With a robust backlog, Amazon is expected to convert capacity into revenue quickly as new infrastructure comes online.
Jones also noted that these projections could be conservative. Amazon may benefit from volume discounts in construction and deploy AI across its own ecosystem, boosting returns beyond its external cloud services business.
Valuation appeal and AI-driven productivity gains
Beyond infrastructure investments, Amazon is also seeing improvements in operational efficiency.
Revenue per employee has increased significantly, rising from under $300,000 in the first quarter of 2022 to more than $540,000 in the fourth quarter of 2025, according to BNP Paribas estimates.
Jones views this as evidence of productivity gains driven by AI adoption, with companies increasingly replacing physical labor with digital processes.
Separately, Ari Sass, president of M.D. Sass highlighted Amazon as an attractive opportunity despite broader caution around large technology stocks.

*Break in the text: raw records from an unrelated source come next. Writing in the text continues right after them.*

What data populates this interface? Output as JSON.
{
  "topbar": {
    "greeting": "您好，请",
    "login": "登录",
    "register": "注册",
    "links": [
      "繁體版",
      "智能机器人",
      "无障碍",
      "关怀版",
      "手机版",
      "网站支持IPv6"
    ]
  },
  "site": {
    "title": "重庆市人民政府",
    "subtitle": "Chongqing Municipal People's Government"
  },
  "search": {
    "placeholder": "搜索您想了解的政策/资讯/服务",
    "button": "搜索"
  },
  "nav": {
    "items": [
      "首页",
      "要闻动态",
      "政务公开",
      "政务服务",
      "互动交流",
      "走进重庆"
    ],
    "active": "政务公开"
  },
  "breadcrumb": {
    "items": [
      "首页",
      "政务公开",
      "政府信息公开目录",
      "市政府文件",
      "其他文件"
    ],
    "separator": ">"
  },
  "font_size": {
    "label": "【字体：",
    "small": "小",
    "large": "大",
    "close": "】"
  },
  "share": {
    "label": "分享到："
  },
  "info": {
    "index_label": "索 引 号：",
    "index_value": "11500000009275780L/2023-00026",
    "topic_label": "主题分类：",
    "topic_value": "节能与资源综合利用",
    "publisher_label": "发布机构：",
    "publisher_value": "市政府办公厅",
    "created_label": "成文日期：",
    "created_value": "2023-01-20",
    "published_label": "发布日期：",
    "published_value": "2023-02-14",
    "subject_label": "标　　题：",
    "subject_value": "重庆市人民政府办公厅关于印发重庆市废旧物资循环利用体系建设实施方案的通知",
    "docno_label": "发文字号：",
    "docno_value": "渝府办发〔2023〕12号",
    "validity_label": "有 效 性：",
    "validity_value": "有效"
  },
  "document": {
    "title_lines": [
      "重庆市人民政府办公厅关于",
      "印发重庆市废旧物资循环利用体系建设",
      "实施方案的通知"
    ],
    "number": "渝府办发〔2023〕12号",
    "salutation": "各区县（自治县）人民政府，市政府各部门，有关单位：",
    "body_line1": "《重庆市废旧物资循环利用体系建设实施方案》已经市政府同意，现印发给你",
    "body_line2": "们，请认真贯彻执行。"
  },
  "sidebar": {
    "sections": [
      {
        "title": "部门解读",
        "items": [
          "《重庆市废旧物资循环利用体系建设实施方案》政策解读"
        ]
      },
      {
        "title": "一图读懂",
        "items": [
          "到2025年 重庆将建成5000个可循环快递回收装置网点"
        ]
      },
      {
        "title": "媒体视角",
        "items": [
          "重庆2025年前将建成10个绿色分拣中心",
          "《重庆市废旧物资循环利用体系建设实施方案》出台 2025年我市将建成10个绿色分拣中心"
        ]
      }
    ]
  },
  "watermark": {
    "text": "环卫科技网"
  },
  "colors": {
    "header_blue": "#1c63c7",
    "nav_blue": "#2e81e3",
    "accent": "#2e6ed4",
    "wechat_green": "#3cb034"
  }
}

“We are not just purchaseing cheap stocks and hoping for mean reversion. Those days are over,” Sass stated. “We are seeing for strong business fundamentals and reasonable valuations.”
Sass pointed to Amazon’s dominant position in both retail and cloud computing through Amazon Web Services, as well as its investments in AI, including an $8 billion stake in Anthropic.
He also noted that Amazon’s valuation has become more appealing. The stock is currently trading at around 22 times estimated 2027 earnings, compared with a five-year average forward price-to-earnings ratio of 40 and a peak above 70.
As Amazon continues to scale its AI capabilities and cloud infrastructure, analysts suggest that the company’s aggressive spconcludeing could ultimately position it to capitalise on long-term growth opportunities, even if near-term investor concerns persist.